My favorite “hidden” detail of the park might not even be there anymore. I hope it is. It’s nestled behind the newly minted Starbucks right at the corner of Hollywood and Sunset Boulevards. Know where that old car is parked? Right behind it, there’s a billboard for the Hollywood Tower Hotel.
Except, the billboard is kind of old and run down. The plants and trees around it are slowly growing over it, so you can’t really see the billboard anymore. You might think this is an odd choice for one of the most popular attractions for the park, but it’s intentional. Hollywood Studios let this billboard fall into ruin on purpose; it was created to look this way.
Story goes that when the Hollywood Tower Hotel was brand new and thriving, the hotel wanted to attract everyone to stay there. So, they put up this giant billboard on the corner of Hollywood and Sunset Boulevards to attract new guests. However, after the hotel was struck by lightning and shut down, they didn’t want more attention. Just like the giant 13-story building at the end of the street, the billboard wants to be forgotten, too. It doesn’t want to draw attention to itself, which is why the leaves cover most of its imagery.
It is such a little, tiny detail, but for me, it’s huge. It’s amazing to think that the Imagineers who worked on the park thought to create a story around this billboard that looks like it has been forgotten. Because it
has
been forgotten.
That’s not the only detail hidden in the park, but it gets lost in the hullabaloo of
Frozen
and Toy Story Midway Mania. Which is a huge shame, because Studios could just as easily be one of the “adult” parks, like EPCOT, meant for those who are looking for an escape and to get lost in small details. I hope, one day, Hollywood Studios figures out what kind of park it wants to be when it grows up.
I was ridiculously excited to start at Great Movie Ride, even though I was sad to leave DisneyQuest behind.
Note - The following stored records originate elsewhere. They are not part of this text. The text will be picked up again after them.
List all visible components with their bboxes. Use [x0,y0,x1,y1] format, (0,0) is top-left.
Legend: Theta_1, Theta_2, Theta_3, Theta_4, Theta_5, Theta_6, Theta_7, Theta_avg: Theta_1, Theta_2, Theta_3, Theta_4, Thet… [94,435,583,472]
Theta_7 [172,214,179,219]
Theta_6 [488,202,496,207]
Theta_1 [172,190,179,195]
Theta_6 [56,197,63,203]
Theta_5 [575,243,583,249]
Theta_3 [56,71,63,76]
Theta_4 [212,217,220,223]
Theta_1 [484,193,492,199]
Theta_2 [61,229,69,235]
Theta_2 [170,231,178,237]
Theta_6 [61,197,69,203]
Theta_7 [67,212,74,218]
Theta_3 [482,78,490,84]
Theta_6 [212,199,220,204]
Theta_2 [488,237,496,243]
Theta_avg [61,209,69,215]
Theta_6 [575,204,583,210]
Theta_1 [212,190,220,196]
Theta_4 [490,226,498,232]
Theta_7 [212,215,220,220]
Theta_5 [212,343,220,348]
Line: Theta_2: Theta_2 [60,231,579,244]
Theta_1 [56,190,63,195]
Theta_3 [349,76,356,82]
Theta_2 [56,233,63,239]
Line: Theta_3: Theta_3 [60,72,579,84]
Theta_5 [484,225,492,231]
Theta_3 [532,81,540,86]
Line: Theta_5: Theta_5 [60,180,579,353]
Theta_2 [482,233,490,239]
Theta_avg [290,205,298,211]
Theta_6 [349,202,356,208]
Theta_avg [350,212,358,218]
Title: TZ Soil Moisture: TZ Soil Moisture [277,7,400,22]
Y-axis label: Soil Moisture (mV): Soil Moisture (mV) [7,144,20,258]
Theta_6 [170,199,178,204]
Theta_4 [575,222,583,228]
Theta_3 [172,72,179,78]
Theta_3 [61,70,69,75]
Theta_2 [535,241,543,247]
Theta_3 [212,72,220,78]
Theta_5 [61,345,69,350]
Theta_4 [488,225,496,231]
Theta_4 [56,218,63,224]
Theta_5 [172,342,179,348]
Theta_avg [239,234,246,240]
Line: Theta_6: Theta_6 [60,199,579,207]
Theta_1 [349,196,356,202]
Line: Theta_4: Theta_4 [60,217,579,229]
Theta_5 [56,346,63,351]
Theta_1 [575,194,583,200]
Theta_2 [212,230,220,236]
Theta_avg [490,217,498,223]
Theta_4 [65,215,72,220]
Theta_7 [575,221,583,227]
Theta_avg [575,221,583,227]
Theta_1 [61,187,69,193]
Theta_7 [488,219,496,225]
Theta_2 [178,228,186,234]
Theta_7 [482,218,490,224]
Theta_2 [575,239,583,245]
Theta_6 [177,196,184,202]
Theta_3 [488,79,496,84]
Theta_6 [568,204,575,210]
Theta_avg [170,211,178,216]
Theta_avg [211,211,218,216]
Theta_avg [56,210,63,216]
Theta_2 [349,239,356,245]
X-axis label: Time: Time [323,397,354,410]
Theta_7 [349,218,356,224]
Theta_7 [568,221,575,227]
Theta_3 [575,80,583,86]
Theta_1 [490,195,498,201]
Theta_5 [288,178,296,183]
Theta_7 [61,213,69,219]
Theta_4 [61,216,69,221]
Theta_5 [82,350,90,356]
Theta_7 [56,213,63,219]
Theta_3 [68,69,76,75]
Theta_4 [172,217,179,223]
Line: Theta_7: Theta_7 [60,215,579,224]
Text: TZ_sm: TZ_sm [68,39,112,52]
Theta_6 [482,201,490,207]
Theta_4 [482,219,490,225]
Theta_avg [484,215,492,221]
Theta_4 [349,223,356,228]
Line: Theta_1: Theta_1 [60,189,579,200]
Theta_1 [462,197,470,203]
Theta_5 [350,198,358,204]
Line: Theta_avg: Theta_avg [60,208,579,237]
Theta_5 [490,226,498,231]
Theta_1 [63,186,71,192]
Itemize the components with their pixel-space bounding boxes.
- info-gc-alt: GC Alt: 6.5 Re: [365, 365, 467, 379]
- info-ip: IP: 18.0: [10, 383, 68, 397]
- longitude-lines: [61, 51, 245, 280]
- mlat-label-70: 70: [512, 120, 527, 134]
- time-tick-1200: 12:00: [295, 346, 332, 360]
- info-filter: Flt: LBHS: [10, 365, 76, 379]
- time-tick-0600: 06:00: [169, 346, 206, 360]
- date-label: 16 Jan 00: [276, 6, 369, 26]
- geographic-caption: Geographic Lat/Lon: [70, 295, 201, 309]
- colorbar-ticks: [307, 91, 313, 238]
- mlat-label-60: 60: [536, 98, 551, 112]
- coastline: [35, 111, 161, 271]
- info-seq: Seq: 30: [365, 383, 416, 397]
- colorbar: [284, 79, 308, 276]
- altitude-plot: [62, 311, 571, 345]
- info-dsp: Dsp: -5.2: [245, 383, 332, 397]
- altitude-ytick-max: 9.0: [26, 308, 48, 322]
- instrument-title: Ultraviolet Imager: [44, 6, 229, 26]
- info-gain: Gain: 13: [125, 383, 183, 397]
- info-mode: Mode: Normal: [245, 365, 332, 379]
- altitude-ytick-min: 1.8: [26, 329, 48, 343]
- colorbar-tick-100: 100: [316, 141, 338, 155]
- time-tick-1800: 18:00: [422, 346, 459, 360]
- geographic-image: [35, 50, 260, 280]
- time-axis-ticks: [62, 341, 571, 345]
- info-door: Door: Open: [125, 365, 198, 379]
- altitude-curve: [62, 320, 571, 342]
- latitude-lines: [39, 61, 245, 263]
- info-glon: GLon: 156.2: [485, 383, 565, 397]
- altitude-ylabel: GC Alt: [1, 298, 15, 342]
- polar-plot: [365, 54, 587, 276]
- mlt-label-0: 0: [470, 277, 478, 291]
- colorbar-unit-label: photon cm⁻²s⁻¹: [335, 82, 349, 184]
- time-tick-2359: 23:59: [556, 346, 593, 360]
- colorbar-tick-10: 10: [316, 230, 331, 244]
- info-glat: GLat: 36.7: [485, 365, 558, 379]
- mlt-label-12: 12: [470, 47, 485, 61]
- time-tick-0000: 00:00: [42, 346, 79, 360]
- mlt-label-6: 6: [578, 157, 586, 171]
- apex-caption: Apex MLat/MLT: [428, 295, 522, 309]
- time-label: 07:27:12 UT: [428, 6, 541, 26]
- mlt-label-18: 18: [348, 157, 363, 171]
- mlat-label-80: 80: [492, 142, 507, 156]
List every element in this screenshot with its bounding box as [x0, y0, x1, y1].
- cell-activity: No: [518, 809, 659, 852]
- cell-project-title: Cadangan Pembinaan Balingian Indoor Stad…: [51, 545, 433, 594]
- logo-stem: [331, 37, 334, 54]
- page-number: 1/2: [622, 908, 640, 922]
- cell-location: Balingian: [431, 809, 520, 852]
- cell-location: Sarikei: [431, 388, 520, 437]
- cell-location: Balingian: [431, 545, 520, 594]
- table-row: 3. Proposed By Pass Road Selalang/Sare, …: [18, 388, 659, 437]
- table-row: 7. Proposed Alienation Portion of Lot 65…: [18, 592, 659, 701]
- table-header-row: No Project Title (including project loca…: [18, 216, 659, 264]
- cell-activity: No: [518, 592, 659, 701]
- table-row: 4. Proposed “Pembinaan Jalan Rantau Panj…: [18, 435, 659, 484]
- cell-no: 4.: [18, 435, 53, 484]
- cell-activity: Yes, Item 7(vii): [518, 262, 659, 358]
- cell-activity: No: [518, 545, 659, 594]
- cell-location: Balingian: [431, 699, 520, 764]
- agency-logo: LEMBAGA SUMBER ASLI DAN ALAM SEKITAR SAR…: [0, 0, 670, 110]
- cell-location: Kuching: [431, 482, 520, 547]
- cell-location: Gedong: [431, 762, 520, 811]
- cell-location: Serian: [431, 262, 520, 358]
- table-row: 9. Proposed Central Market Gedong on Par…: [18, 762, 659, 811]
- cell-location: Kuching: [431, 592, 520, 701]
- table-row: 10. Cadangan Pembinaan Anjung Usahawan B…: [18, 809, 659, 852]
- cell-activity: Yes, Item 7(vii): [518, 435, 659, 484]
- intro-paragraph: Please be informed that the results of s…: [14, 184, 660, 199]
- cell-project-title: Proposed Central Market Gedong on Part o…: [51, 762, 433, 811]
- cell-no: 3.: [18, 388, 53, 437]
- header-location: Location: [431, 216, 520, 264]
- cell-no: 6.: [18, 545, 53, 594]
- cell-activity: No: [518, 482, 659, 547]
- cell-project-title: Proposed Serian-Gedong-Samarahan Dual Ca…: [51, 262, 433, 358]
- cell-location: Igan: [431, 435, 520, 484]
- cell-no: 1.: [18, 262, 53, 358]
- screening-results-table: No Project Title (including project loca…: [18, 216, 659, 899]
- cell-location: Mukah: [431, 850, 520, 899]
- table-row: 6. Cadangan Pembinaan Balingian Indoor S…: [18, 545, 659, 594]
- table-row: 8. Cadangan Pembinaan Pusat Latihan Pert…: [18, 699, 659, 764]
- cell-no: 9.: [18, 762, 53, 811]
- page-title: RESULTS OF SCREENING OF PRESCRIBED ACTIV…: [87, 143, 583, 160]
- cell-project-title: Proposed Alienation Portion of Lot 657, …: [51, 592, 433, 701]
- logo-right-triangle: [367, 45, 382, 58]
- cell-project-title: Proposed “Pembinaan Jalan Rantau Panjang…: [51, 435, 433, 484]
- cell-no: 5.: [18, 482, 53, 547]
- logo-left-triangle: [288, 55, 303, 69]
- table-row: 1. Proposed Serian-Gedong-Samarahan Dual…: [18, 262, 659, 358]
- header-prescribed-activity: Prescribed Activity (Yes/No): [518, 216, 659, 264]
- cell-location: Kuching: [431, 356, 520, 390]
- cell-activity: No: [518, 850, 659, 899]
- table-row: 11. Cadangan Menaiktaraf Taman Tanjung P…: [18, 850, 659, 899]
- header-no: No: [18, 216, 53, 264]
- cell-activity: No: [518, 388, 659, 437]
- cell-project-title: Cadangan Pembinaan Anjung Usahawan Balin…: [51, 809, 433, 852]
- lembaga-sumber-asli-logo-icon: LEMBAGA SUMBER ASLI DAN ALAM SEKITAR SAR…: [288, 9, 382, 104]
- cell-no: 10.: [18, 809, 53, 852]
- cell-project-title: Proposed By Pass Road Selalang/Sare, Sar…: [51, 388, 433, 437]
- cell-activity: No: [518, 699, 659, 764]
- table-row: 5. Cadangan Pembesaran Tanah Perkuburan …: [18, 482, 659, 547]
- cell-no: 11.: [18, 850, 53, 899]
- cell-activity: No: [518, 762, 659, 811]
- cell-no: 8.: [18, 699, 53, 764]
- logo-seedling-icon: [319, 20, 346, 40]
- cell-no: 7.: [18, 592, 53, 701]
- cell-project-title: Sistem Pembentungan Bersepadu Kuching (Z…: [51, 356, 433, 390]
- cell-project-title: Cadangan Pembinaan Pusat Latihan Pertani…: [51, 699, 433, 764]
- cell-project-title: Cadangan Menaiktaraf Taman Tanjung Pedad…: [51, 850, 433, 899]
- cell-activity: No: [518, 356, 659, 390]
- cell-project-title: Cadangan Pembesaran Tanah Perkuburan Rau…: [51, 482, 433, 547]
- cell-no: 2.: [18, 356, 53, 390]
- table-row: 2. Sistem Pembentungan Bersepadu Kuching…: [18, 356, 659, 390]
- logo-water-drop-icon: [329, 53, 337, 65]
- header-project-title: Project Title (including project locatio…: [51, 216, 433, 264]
That big blue box had become my home over nine months, and I thought back to how I started there: alone, crying, hating everything about
everything
. But the managers at DisneyQuest saved me in more ways than one. They gave me my first Disney home, and they gave me my first sprinkling of pixie dust. I still think of those original managers who sat me down on Day #31 of my college program as the best managers I’ve ever come across, whether at Disney or elsewhere. I’d give any one of them my kidney if they asked.